Principal's Page
Jo Flynn

Principal's Page
Jo Flynn
Bullying
In response to the Federal Government's final report into bullying, all education sectors agreedto the Implementation Plan for the Anti-Bullying Rapid Review.
The Implementation Plan reflects Education Ministers’ shared commitment to ensuring that every Australian school is a safe, inclusive, and respectful learning environment. It focuses on national action while acknowledging that these actions will be complemented by jurisdictional and school level activities.

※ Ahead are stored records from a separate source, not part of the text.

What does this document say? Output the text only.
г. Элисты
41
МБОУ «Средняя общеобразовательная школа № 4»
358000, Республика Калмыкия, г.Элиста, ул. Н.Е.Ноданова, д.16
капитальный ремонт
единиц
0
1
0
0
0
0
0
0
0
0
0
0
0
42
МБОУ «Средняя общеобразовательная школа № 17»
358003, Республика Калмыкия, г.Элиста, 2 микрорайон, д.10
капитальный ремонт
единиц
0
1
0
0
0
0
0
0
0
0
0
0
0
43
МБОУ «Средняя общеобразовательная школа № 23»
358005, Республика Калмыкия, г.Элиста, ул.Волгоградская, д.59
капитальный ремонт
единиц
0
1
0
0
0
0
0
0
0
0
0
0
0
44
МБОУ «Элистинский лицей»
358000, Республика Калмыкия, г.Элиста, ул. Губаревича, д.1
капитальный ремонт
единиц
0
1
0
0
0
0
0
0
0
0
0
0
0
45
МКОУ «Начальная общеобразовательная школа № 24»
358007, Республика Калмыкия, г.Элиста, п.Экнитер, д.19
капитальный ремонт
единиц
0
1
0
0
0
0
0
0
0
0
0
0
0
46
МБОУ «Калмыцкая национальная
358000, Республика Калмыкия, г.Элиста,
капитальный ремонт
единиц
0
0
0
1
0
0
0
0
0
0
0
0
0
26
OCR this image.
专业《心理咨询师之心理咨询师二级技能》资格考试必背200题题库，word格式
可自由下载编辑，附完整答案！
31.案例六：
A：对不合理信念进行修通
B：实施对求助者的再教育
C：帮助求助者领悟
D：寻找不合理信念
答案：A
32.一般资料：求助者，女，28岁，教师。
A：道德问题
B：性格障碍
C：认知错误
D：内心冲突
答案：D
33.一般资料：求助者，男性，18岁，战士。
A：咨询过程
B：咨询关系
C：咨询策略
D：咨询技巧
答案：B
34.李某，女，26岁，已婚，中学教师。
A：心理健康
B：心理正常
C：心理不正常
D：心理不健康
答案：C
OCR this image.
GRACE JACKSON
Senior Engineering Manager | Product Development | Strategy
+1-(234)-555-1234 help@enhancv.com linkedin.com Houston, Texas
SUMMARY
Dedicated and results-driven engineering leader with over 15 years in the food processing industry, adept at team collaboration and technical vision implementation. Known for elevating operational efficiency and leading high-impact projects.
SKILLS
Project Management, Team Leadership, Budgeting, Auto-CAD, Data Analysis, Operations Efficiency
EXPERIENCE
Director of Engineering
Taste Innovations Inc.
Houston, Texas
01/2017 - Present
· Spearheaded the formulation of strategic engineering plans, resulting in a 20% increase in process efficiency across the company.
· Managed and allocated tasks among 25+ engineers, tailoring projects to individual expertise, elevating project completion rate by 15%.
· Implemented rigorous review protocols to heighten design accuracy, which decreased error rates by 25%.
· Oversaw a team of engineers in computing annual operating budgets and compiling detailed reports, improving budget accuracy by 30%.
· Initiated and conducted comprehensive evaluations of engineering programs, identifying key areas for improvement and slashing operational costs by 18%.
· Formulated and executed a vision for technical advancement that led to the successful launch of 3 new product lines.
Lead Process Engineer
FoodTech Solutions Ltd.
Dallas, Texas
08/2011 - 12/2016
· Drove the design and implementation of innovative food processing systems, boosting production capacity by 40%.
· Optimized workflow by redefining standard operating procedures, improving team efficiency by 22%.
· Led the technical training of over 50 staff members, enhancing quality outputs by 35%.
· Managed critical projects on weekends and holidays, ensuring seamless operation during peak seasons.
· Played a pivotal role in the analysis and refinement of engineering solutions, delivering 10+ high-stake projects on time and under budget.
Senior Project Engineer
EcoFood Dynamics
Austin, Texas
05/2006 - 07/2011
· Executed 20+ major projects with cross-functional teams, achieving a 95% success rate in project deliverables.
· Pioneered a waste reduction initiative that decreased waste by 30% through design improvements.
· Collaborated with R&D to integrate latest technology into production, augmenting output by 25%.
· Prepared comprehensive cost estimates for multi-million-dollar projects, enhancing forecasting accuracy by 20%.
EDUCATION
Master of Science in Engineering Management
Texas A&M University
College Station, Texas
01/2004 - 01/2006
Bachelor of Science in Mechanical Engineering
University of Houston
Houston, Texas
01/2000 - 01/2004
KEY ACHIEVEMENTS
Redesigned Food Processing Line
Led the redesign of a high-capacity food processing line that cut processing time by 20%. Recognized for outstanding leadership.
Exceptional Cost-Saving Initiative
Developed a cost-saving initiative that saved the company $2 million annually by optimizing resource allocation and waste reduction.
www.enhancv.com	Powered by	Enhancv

The Implementation Plan includes commitments for all education sectors and schools to embed and reflect the expectations of the National Framework for Addressing Bullying in Schools in their policies and procedures by Term 1 2027, and for schools to make these policies publicly available. CEDB Anti Bullying Policy is available via the school website and Catherine McAuley Team are developing our school plan.
Bullying involves repeated harmful behaviour, such as hitting, pinching or hurting in any way, teasing, name-calling, excluding others or threatening them. It can have serious emotional effects. Bullying should be reported to the teacher. Parents and teachers should help children express their feelings, address bullying early and provide support to ensure children feel safe.
If your child is bullying others, it is important that you help them to stop the bullying behaviour. Make sure your child knows that it is not okay. Help them to understand what it is like for the other person and ask your child what they would do differently. Model kind and positive behaviours. Let them know you love them and will help them. If you can't work it out, ask a children's counsellor to help you.
What is bullying?
Bullying is a complex social issue that harms people. Teachers, parents and carers, students and the whole school community need to understand what bullying is so that if it happens, they can recognise, report and respond to it quickly and effectively.
Bullying is when someone repeatedly and intentionally uses their power or status to harm, upset or intimidate someone else. It can cause physical, social or psychological harm.
Bullying can happen anywhere – at home, online, at work or at school. It can involve individuals or groups, and it can happen to anyone.
The definition of bullying
There is a nationally agreed definition of bullying that all Australian schools use:
Bullying is an ongoing and deliberate misuse of power in relationships through repeated verbal, physical and/or social behaviour that intends to cause physical, social and/or psychological harm. It can involve an individual or a group misusing their power, or perceived power, over one or more persons who feel unable to stop it from happening. Bullying can happen in person or online, via various digital platforms and devices and it can be obvious (overt) or hidden (covert). Bullying behaviour is repeated, or has the potential to be repeated, over time (for example, through sharing of digital records).Bullying of any form or for any reason can have immediate, medium and long-term effects on those involved, including bystanders. Single incidents and conflict or fights between equals, whether in person or online, are not defined as bullying.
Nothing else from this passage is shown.